Targeting Plasmid Conjugation with Cinnamic Acid: A Novel Approach to Combat Antibiotic Resistance

The global spread of antibiotic resistance genes (ARGs) continues to worsen, with plasmid-mediated conjugation serving as a major transmission route. Although developing conjugation inhibitors to block this process is a promising strategy, current options are limited by toxicity and poor in vivo efficacy. This study evaluated the effect of cinnamic acid (CA; 3-phenyl-2-acrylic acid), a widely abundant food additive found in cinnamon, on plasmid conjugation.
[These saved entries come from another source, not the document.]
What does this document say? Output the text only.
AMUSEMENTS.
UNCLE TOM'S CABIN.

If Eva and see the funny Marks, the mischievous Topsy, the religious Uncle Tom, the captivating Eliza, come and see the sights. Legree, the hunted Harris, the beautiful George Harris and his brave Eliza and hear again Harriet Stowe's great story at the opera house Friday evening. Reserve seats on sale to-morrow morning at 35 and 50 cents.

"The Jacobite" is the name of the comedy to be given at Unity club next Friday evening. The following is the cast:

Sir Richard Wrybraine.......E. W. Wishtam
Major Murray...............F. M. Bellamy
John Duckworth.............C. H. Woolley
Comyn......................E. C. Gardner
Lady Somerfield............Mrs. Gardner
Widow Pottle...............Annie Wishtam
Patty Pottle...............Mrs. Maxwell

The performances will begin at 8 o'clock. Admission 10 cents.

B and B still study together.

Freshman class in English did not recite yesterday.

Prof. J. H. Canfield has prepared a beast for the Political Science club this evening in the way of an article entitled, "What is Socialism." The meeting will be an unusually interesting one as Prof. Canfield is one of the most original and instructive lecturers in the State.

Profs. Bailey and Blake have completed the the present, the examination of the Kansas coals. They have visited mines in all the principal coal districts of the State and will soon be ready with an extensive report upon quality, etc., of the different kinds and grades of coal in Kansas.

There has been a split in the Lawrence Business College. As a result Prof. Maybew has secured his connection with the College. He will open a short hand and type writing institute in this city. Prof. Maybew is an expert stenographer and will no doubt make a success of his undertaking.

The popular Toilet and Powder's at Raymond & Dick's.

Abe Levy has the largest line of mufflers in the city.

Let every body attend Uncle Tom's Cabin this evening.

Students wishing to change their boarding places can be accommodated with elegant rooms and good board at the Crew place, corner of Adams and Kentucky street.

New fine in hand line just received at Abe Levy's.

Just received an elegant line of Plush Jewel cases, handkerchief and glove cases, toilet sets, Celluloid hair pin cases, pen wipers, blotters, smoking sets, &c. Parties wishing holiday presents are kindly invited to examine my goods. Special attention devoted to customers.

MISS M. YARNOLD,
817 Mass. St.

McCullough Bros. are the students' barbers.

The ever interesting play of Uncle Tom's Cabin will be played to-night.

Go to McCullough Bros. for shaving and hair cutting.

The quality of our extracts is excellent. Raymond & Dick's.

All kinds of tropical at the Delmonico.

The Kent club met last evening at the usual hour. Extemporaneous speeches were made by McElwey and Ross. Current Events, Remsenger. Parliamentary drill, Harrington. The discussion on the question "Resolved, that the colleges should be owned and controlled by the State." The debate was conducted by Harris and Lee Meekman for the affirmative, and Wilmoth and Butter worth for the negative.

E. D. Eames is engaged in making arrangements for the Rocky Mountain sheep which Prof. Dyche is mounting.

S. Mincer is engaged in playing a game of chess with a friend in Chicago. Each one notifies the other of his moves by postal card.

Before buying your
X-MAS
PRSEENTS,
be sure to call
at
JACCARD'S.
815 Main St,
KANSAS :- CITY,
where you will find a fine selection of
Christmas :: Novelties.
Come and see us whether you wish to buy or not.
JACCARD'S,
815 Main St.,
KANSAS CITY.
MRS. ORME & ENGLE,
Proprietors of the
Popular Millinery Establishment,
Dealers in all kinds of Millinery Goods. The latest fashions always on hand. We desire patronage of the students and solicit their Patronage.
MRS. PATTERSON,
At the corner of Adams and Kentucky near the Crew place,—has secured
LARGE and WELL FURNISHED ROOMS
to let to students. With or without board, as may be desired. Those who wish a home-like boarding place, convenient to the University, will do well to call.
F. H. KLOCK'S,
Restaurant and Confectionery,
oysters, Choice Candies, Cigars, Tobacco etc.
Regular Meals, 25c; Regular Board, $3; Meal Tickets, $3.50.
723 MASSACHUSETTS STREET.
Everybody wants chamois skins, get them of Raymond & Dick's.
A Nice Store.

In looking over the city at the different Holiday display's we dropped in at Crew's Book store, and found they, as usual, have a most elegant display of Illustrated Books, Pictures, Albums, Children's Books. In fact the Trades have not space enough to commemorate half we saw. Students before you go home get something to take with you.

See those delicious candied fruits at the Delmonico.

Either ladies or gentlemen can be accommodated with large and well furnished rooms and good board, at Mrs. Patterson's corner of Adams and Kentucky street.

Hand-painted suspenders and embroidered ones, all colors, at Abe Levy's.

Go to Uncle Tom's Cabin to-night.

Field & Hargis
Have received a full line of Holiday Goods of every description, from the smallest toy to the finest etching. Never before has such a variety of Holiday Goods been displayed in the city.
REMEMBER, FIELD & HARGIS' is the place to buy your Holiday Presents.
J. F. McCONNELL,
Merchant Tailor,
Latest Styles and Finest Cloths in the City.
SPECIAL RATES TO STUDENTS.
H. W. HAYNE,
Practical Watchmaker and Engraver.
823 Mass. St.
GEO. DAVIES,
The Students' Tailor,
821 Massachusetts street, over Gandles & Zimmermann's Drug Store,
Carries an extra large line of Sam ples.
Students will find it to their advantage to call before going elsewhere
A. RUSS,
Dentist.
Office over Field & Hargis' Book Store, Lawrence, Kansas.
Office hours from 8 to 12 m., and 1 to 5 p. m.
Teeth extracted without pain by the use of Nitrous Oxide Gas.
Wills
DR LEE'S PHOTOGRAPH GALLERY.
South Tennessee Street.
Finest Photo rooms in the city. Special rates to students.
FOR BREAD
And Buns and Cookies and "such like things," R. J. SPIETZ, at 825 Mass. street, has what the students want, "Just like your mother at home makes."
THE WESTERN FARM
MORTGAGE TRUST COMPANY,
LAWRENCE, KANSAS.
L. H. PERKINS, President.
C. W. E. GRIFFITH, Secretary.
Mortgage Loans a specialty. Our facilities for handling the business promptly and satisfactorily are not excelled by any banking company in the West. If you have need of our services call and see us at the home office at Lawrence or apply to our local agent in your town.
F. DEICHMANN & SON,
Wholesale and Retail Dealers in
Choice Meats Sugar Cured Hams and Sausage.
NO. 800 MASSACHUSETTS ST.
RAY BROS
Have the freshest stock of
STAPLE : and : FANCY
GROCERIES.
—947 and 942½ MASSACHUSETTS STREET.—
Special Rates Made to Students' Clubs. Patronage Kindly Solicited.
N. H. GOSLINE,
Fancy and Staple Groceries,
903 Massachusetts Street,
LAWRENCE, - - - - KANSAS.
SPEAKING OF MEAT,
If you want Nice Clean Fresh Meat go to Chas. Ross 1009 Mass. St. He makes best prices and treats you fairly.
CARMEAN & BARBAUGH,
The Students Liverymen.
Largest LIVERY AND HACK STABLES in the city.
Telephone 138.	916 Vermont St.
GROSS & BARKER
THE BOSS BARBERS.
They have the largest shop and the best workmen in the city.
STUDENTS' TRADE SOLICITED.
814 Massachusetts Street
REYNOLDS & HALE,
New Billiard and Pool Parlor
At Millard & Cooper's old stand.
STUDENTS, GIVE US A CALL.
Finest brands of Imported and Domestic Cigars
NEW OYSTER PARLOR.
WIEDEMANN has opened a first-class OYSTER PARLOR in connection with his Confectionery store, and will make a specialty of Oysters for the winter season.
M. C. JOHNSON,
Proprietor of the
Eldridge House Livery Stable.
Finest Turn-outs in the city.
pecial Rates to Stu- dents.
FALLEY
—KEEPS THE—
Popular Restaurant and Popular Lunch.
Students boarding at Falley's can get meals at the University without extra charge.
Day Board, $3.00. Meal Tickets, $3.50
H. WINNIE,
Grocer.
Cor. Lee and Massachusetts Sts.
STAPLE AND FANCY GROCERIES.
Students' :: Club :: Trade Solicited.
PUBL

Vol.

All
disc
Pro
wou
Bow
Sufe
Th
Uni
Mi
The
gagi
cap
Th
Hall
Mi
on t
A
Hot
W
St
CA effectively inhibited the conjugation of various resistance plasmids in vitro, ex vivo, and in vivo. Transcriptomic analysis indicated that CA disrupts the electron transport chain (ETC) and proton motive force (PMF) by inhibiting the tricarboxylic acid (TCA) cycle, leading to reduced intracellular adenosine triphosphate (ATP)—a critical factor for plasmid conjugation. Biocompatibility assays showed that CA maintains high biosafety while preserving gut microbiota homeostasis. Therefore, these findings provide new insights into ARG inhibition and highlight the potential of CA as a novel strategy to combat the global rise in antibiotic-resistant infections.